Once the snapshot is exported, you can rollback the xact that took the lock and let writes continue.

Leave the xact that exported the snapshot open. Pass the snapshot ID to pg_dump with --snapshot, so it dumps exactly from the point in virtual time where you know the highest committed ID. You must keep the xact holding the snapshot open until the dump completes, but writes can continue in the mean time.

You can now safely DELETE FROM ... WHERE id < x for the value of x you looked up with the lock held. You know, due to the exported snapshot, that you didn't dump anything with a higher ID. And you know, due to the lock, that you won't miss anything that commits later with a lower ID.


Seem complicated?

Instead, I suggest using PostgreSQL's logical decoding features. The tool pglogical, which uses logical decoding, has features that make what you want to do relatively easy; it gets rid of the ordering issues and guarantees that rows are replicated exactly once. It's easy to set it to replicate inserts, but not deletes, so you can just DELETE FROM mytable every now and then.
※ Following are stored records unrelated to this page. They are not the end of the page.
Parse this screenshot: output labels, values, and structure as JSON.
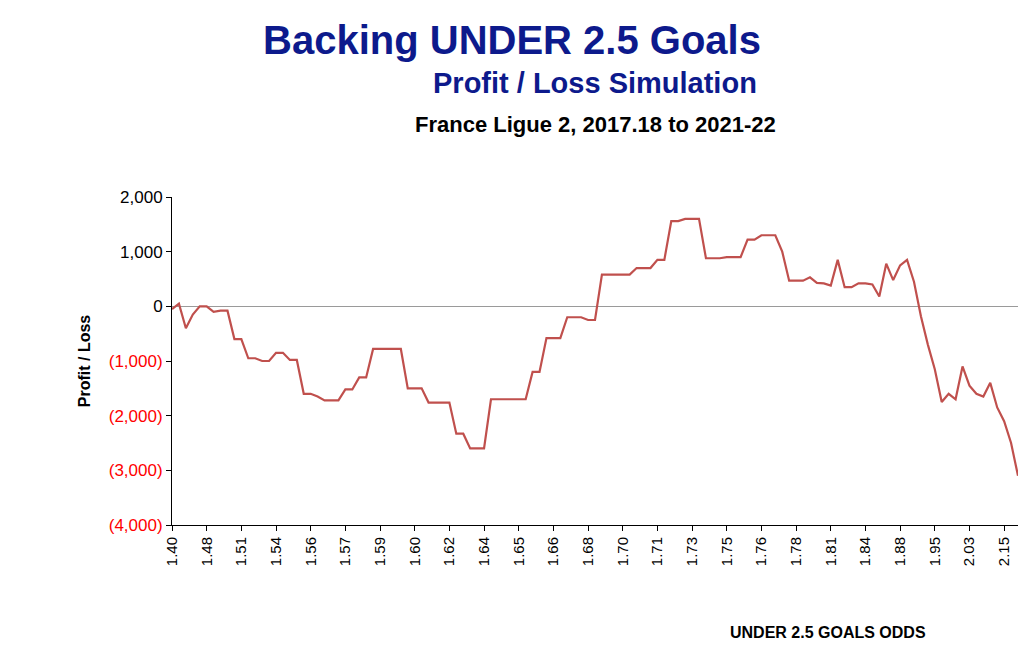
{
  "chart_data": {
    "type": "line",
    "title": "Backing UNDER 2.5 Goals",
    "subtitle": [
      "Profit / Loss Simulation",
      "France Ligue 2, 2017.18 to 2021-22"
    ],
    "x_label": "UNDER 2.5 GOALS ODDS",
    "y_label": "Profit / Loss",
    "color": "#c0504d",
    "grid": false,
    "categories": [
      "1.40",
      null,
      null,
      null,
      null,
      "1.48",
      null,
      null,
      null,
      null,
      "1.51",
      null,
      null,
      null,
      null,
      "1.54",
      null,
      null,
      null,
      null,
      "1.56",
      null,
      null,
      null,
      null,
      "1.57",
      null,
      null,
      null,
      null,
      "1.59",
      null,
      null,
      null,
      null,
      "1.60",
      null,
      null,
      null,
      null,
      "1.62",
      null,
      null,
      null,
      null,
      "1.64",
      null,
      null,
      null,
      null,
      "1.65",
      null,
      null,
      null,
      null,
      "1.66",
      null,
      null,
      null,
      null,
      "1.68",
      null,
      null,
      null,
      null,
      "1.70",
      null,
      null,
      null,
      null,
      "1.71",
      null,
      null,
      null,
      null,
      "1.73",
      null,
      null,
      null,
      null,
      "1.75",
      null,
      null,
      null,
      null,
      "1.76",
      null,
      null,
      null,
      null,
      "1.78",
      null,
      null,
      null,
      null,
      "1.81",
      null,
      null,
      null,
      null,
      "1.84",
      null,
      null,
      null,
      null,
      "1.88",
      null,
      null,
      null,
      null,
      "1.95",
      null,
      null,
      null,
      null,
      "2.03",
      null,
      null,
      null,
      null,
      "2.15",
      null,
      null
    ],
    "values": [
      -50,
      50,
      -400,
      -150,
      0,
      0,
      -100,
      -80,
      -80,
      -600,
      -600,
      -950,
      -950,
      -1000,
      -1000,
      -850,
      -850,
      -980,
      -980,
      -1600,
      -1600,
      -1650,
      -1720,
      -1720,
      -1720,
      -1520,
      -1520,
      -1300,
      -1300,
      -780,
      -780,
      -780,
      -780,
      -780,
      -1500,
      -1500,
      -1500,
      -1760,
      -1760,
      -1760,
      -1760,
      -2330,
      -2330,
      -2600,
      -2600,
      -2600,
      -1700,
      -1700,
      -1700,
      -1700,
      -1700,
      -1700,
      -1200,
      -1200,
      -580,
      -580,
      -580,
      -200,
      -200,
      -200,
      -250,
      -250,
      580,
      580,
      580,
      580,
      580,
      700,
      700,
      700,
      850,
      850,
      1560,
      1560,
      1600,
      1600,
      1600,
      880,
      880,
      880,
      900,
      900,
      900,
      1220,
      1220,
      1300,
      1300,
      1300,
      1000,
      470,
      470,
      470,
      530,
      430,
      420,
      380,
      850,
      350,
      350,
      420,
      420,
      400,
      180,
      780,
      480,
      750,
      850,
      450,
      -180,
      -700,
      -1150,
      -1750,
      -1600,
      -1700,
      -1100,
      -1450,
      -1600,
      -1650,
      -1400,
      -1850,
      -2100,
      -2500,
      -3100
    ],
    "ylim": [
      -4000,
      2000
    ],
    "yticks": [
      {
        "value": 2000,
        "label": "2,000"
      },
      {
        "value": 1000,
        "label": "1,000"
      },
      0,
      {
        "value": -1000,
        "label": "(1,000)"
      },
      {
        "value": -2000,
        "label": "(2,000)"
      },
      {
        "value": -3000,
        "label": "(3,000)"
      },
      {
        "value": -4000,
        "label": "(4,000)"
      }
    ]
  }
}
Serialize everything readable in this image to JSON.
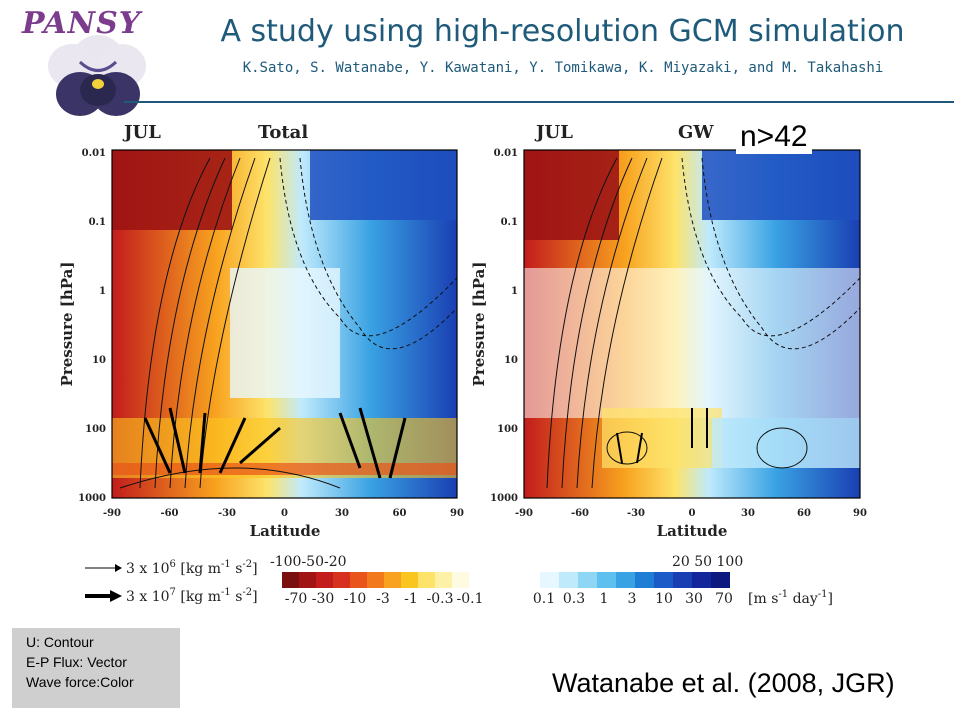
{
  "header": {
    "logo_text": "PANSY",
    "title": "A study using high-resolution GCM simulation",
    "authors": "K.Sato, S. Watanabe, Y. Kawatani, Y. Tomikawa, K. Miyazaki, and M. Takahashi"
  },
  "panels": [
    {
      "month": "JUL",
      "component": "Total"
    },
    {
      "month": "JUL",
      "component": "GW"
    }
  ],
  "n_label": "n>42",
  "axes": {
    "ylabel": "Pressure [hPa]",
    "xlabel": "Latitude",
    "yticks": [
      "0.01",
      "0.1",
      "1",
      "10",
      "100",
      "1000"
    ],
    "xticks": [
      "-90",
      "-60",
      "-30",
      "0",
      "30",
      "60",
      "90"
    ]
  },
  "vector_legend": {
    "small": "3 x 10",
    "small_exp": "6",
    "large": "3 x 10",
    "large_exp": "7",
    "units": "[kg m",
    "units_exp1": "-1",
    "units_s": " s",
    "units_exp2": "-2",
    "units_end": "]"
  },
  "colorbar": {
    "neg_top": "-100-50-20",
    "neg_bottom": [
      "-70",
      "-30",
      "-10",
      "-3",
      "-1",
      "-0.3",
      "-0.1"
    ],
    "pos_top": "20 50 100",
    "pos_bottom": [
      "0.1",
      "0.3",
      "1",
      "3",
      "10",
      "30",
      "70"
    ],
    "units": "[m s",
    "units_exp1": "-1",
    "units_mid": " day",
    "units_exp2": "-1",
    "units_end": "]",
    "neg_colors": [
      "#7a0f0f",
      "#a01414",
      "#c21c1c",
      "#d7301f",
      "#e8541a",
      "#f27a1d",
      "#f8a21f",
      "#fbc520",
      "#fde36a",
      "#fdf1a8",
      "#fffbe0"
    ],
    "pos_colors": [
      "#e6f7ff",
      "#bfeafc",
      "#8fd6f5",
      "#5ec0ee",
      "#39a2e3",
      "#1e7ed6",
      "#1a5bc8",
      "#1a3fb3",
      "#14279a",
      "#0c1a80"
    ]
  },
  "key": {
    "lines": [
      "U: Contour",
      "E-P Flux: Vector",
      "Wave force:Color"
    ]
  },
  "citation": "Watanabe et al. (2008, JGR)"
}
(Of course, I'm part of the dev team for pglogical and its related tool BDR, so I'm biased).

The main issue you'll likely face is that you'll have to retain more data because you'll need to retain the WAL, not just the table contents. (Technically you can actually DELETE the data as soon as it's INSERTed and it'll replicate fine, but you probably won't want to do that). So if disk space is an issue, you might want to favour the dump approach. But there are some big improvements coming in pglogical3 that will make this issue go away.